The see also had suffragan bishops; the first of whom there is any mention was Ubricus, suffragan of John, Prince of Opole (1402-21). Kreslaus of Kurozwenk obtained an edict in virtue of which the abbots of the Cistercian Monastery of Koronow had the dignity of suffragan bishops of their dioceses; but the decree was not obeyed. Mathias Drjewicki had the canon Alexander of Miszin consecrated as his suffragan bishop in 1515, with the title of Bishop of Margarita. Bishop Karnowski endeavored, by means of a capitular constitution, to obtain that the suffragan bishops of his diocese should be elected from among the prelates and canons of Wloclawek. Bishop Ostrowski obtained from the Holy See a new suffragan bishop for Pomerania, but this suffragan see had only three incumbents: Cyprian Wolicki, Mathias Garnysz, and Ludovicus Gorski.

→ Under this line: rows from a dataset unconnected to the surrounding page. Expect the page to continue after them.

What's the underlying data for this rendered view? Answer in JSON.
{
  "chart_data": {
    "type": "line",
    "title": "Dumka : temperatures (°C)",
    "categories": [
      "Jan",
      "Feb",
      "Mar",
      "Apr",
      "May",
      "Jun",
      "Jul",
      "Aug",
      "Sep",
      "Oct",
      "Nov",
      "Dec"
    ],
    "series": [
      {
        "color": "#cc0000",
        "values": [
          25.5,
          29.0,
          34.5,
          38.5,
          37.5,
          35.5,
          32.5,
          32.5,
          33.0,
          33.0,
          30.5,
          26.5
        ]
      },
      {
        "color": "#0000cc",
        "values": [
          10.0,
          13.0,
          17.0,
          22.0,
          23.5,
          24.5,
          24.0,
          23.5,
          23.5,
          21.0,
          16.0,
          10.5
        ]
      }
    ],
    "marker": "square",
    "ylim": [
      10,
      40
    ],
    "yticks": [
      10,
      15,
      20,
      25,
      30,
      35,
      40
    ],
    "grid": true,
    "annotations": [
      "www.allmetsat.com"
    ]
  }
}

The religious orders were widely diffused in the Diocese of Wloclawek. In 1173 there arose in Pomerania the famous Cistercian monastery of Oliwa, and in 1251 the no less famous Abbey of Peplin. The Dominicans had monasteries at Dirschau and Brest; the Carmelites at Zakrzew, Marcowice, and Bydgoszcz; the Franciscans at Inowroclaw and Nieszawa. Other orders flourished in the various cities and villages of the diocese—Paulines (Reformed), Fatebenefratelli (or Order of St. John of God), Jesuits, Piarists, Lazarists. Among the communities of women the most ancient are those of the Premonstratensian Nuns of Zukow, founded in 1210, and the Benedictine Nuns of Zarnowiec, founded in 1213. The convents are now nearly all extinct; the diocese, however, possesses the historic convent of Czenstochowa founded in 1382 and occupied by a community of Paulines, or Hermits of St. Paul. In this convent is a highly venerated icon of the Blessed Virgin, visited every year by hundreds of thousands of pilgrims. Czenstochowa is the national sanctuary of Poland. The Franciscans still possess monasteries at Kolo, founded in 1456, and at Wloclawek, founded in 1524; the Franciscan Sisters have a monastery at Wielun founded in 1682; the Dominican Sisters, one at Przyrow, founded in 1626. The Sisters of Charity were established at Czenstochowa, Kalisz, Konin, Piotrkow, Sieradz, Wielun, Turek, and Wloclawek. According to official statistics, the number of regulars in the diocese is 37; the number of religious women, 24, besides 55 Sisters of Charity. The present cathedral of Wloclawek was begun in 1340 and completed in 1411. It was extremely wealthy and at the end of the sixteenth century there were 100 clergy attached to it. The Divine offices were celebrated in it uninterruptedly, day and night. The cathedral chapter included eight prelates. At the beginning of the sixteenth century it was established that no one who did not possess a title of nobility could become a canon. Pius IX, in 1862, granted the canons of this cathedral the right to wear the violet mozzetta. The chapter now consists of four prelates and eight canons. At Kalisz there is also an ancient collegiate church to which three prelates and four canons are now attached. The diocese is divided into three general consistories: at Wloclawek, Kalisz, and Piotrkow.
The number of secular priests is 538. The diocesan seminary, founded in 1568 by Bishop Karnkowski, is in a very flourishing condition. The education of the seminarists was in 1719 entrusted to the Lazarists, who continued in the charge until 1864. There are 102 seminarists. In 1910 the professors of the seminary began the publication of a splendid monthly review, “Ateneum kaplanski”, which, for solidity of learning and wealth of theological and religious contents, holds the first place in the Catholic Press of Poland. The ancient Diocese of Wloclawek had much to suffer from Hussitism, and afterwards from Lutheranism. The negligence of Bishops Zebrzydowski, Drohiowski, and Uchanski contributed to the diffusion of the latter heresy. Pomerania was almost entirely lost to Catholicism. Numerous synods were convoked in the Diocese of Wloclawek. Chodynski mentions the acts and decrees of forty-six synodi vladislavienses, of which he publishes a large number. The first of these synods was held in 1227 and the last in 1641.